The Italian information technology and telecoms group Olivetti said last week it had narrowed its pre-tax loss in the first half of the year to L89 billion against a L334 billion loss in the same period last time.

In the six months to 30 June, turnover was up 59 per cent to L2,903 billion from L1,828 billion last time. This was the first time Omnitel, Olivetti's mobile phone subsidiary, contributed to revenue. The figures excluded contribution from Olsy, the services unit sold to Wang in March this year.

Olivetti also incurred exceptional items of L108 billion, of which a specified L34.6 billion was attributed to the write-down of the company's equity investment in Piedmont International.

In a statement, the group said its performance was improved by a 149 per cent increase in revenue for Omnitel. Olivetti added that it hoped to post a consolidated net profit for the year to 31 December.
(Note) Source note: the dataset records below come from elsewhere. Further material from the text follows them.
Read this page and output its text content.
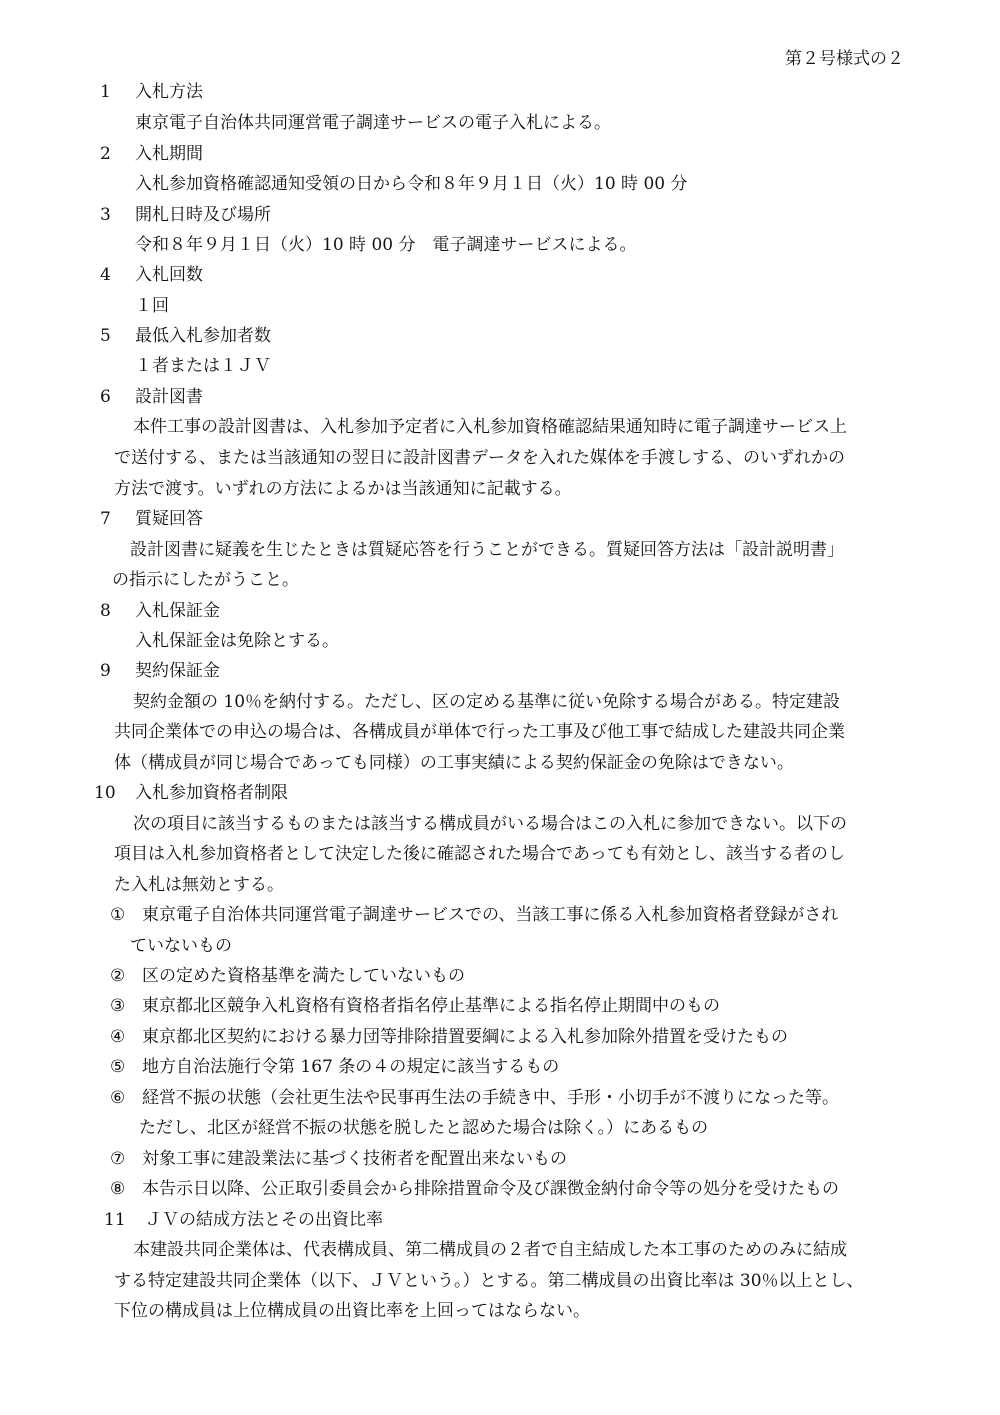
第２号様式の２
1 入札方法
東京電子自治体共同運営電子調達サービスの電子入札による。
2 入札期間
入札参加資格確認通知受領の日から令和８年９月１日（火）10 時 00 分
3 開札日時及び場所
令和８年９月１日（火）10 時 00 分　電子調達サービスによる。
4 入札回数
１回
5 最低入札参加者数
１者または１ＪＶ
6 設計図書
本件工事の設計図書は、入札参加予定者に入札参加資格確認結果通知時に電子調達サービス上
で送付する、または当該通知の翌日に設計図書データを入れた媒体を手渡しする、のいずれかの
方法で渡す。いずれの方法によるかは当該通知に記載する。
7 質疑回答
設計図書に疑義を生じたときは質疑応答を行うことができる。質疑回答方法は「設計説明書」
の指示にしたがうこと。
8 入札保証金
入札保証金は免除とする。
9 契約保証金
契約金額の 10％を納付する。ただし、区の定める基準に従い免除する場合がある。特定建設
共同企業体での申込の場合は、各構成員が単体で行った工事及び他工事で結成した建設共同企業
体（構成員が同じ場合であっても同様）の工事実績による契約保証金の免除はできない。
10 入札参加資格者制限
次の項目に該当するものまたは該当する構成員がいる場合はこの入札に参加できない。以下の
項目は入札参加資格者として決定した後に確認された場合であっても有効とし、該当する者のし
た入札は無効とする。
① 東京電子自治体共同運営電子調達サービスでの、当該工事に係る入札参加資格者登録がされ
ていないもの
② 区の定めた資格基準を満たしていないもの
③ 東京都北区競争入札資格有資格者指名停止基準による指名停止期間中のもの
④ 東京都北区契約における暴力団等排除措置要綱による入札参加除外措置を受けたもの
⑤ 地方自治法施行令第 167 条の４の規定に該当するもの
⑥ 経営不振の状態（会社更生法や民事再生法の手続き中、手形・小切手が不渡りになった等。
ただし、北区が経営不振の状態を脱したと認めた場合は除く。）にあるもの
⑦ 対象工事に建設業法に基づく技術者を配置出来ないもの
⑧ 本告示日以降、公正取引委員会から排除措置命令及び課徴金納付命令等の処分を受けたもの
11 ＪＶの結成方法とその出資比率
本建設共同企業体は、代表構成員、第二構成員の２者で自主結成した本工事のためのみに結成
する特定建設共同企業体（以下、ＪＶという。）とする。第二構成員の出資比率は 30％以上とし、
下位の構成員は上位構成員の出資比率を上回ってはならない。
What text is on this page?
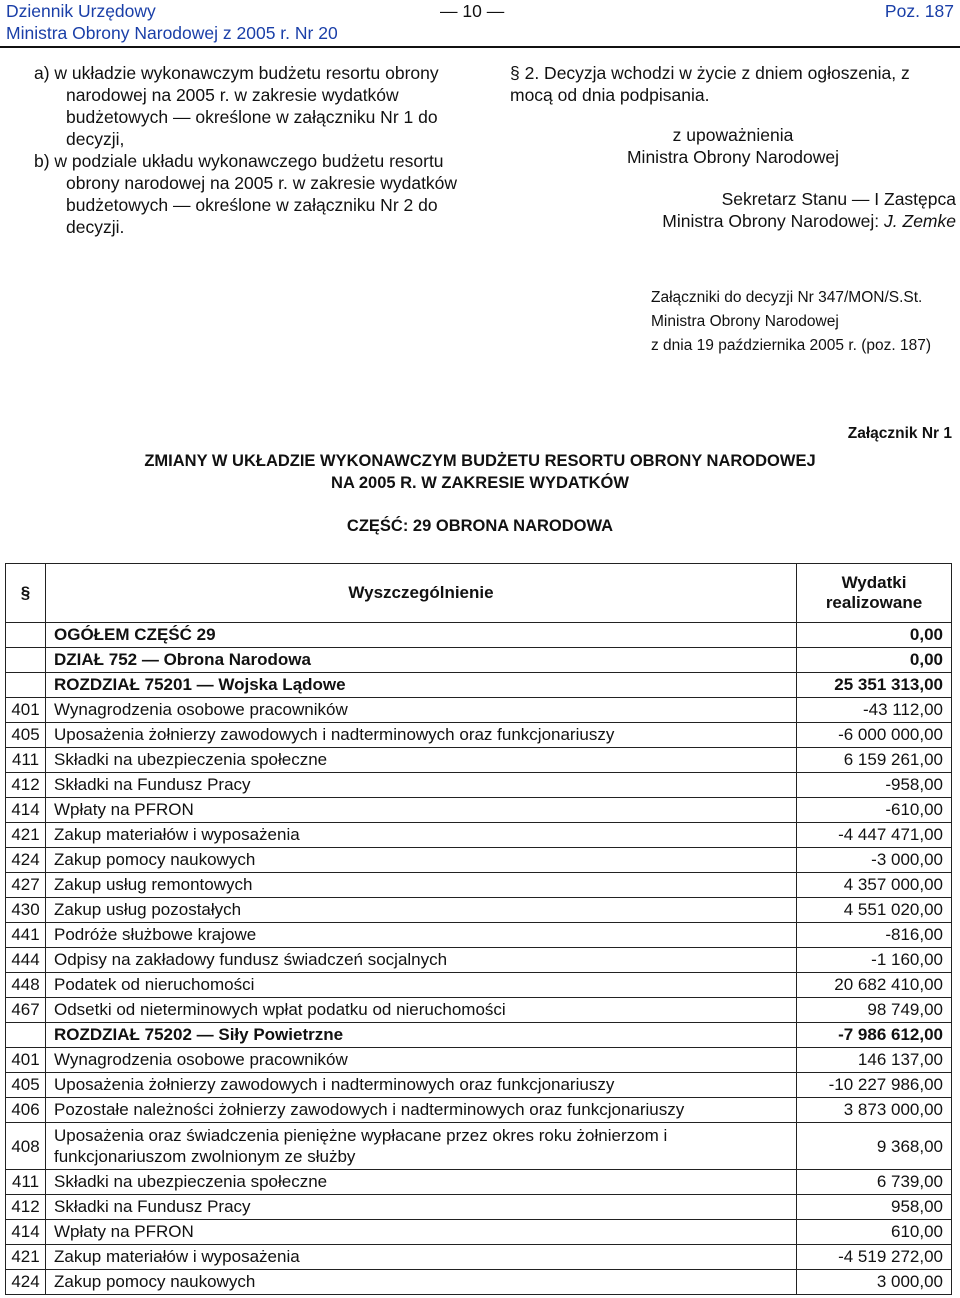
Dziennik Urzędowy
Ministra Obrony Narodowej z 2005 r. Nr 20
— 10 —	Poz. 187

a) w układzie wykonawczym budżetu resortu obrony narodowej na 2005 r. w zakresie wydatków budżetowych — określone w załączniku Nr 1 do decyzji,

b) w podziale układu wykonawczego budżetu resortu obrony narodowej na 2005 r. w zakresie wydatków budżetowych — określone w załączniku Nr 2 do decyzji.

§ 2. Decyzja wchodzi w życie z dniem ogłoszenia, z mocą od dnia podpisania.

z upoważnienia

Ministra Obrony Narodowej

Sekretarz Stanu — I Zastępca
Ministra Obrony Narodowej: J. Zemke
Załączniki do decyzji Nr 347/MON/S.St.
Ministra Obrony Narodowej
z dnia 19 października 2005 r. (poz. 187)
Załącznik Nr 1
ZMIANY W UKŁADZIE WYKONAWCZYM BUDŻETU RESORTU OBRONY NARODOWEJ
NA 2005 R. W ZAKRESIE WYDATKÓW
CZĘŚĆ: 29 OBRONA NARODOWA
§	Wyszczególnienie	Wydatki realizowane
	OGÓŁEM CZĘŚĆ 29	0,00
	DZIAŁ 752 — Obrona Narodowa	0,00
	ROZDZIAŁ 75201 — Wojska Lądowe	25 351 313,00
401	Wynagrodzenia osobowe pracowników	-43 112,00
405	Uposażenia żołnierzy zawodowych i nadterminowych oraz funkcjonariuszy	-6 000 000,00
411	Składki na ubezpieczenia społeczne	6 159 261,00
412	Składki na Fundusz Pracy	-958,00
414	Wpłaty na PFRON	-610,00
421	Zakup materiałów i wyposażenia	-4 447 471,00
424	Zakup pomocy naukowych	-3 000,00
427	Zakup usług remontowych	4 357 000,00
430	Zakup usług pozostałych	4 551 020,00
441	Podróże służbowe krajowe	-816,00
444	Odpisy na zakładowy fundusz świadczeń socjalnych	-1 160,00
448	Podatek od nieruchomości	20 682 410,00
467	Odsetki od nieterminowych wpłat podatku od nieruchomości	98 749,00
	ROZDZIAŁ 75202 — Siły Powietrzne	-7 986 612,00
401	Wynagrodzenia osobowe pracowników	146 137,00
405	Uposażenia żołnierzy zawodowych i nadterminowych oraz funkcjonariuszy	-10 227 986,00
406	Pozostałe należności żołnierzy zawodowych i nadterminowych oraz funkcjonariuszy	3 873 000,00
408	Uposażenia oraz świadczenia pieniężne wypłacane przez okres roku żołnierzom i funkcjonariuszom zwolnionym ze służby	9 368,00
411	Składki na ubezpieczenia społeczne	6 739,00
412	Składki na Fundusz Pracy	958,00
414	Wpłaty na PFRON	610,00
421	Zakup materiałów i wyposażenia	-4 519 272,00
424	Zakup pomocy naukowych	3 000,00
The contribution from Omnitel was also a measure of Olivetti's refocus on the telecommunications market,which it claims accounts for up to 60 per cent of the group's revenue. Olivetti also disclosed that it will launch a tender offer for the acquisition of all the ordinary shares in Tecnost, the specialist information systems unit in which it has a 50.01 per cent controlling stake. The company has made an offer of L5,400 per share.

The move was seen as part of Olivetti's move out of the IT industrial sector, in which it intends to delist Tecnost share. If the offer is succesful, Olivetti's cashflow will reach an estimated L162 billion.

Recently, analysts warned that Olivetti's 1998 share performance was set to lose speed. The group's share value has more than doubled since the start of 1998, but is expected to decrease.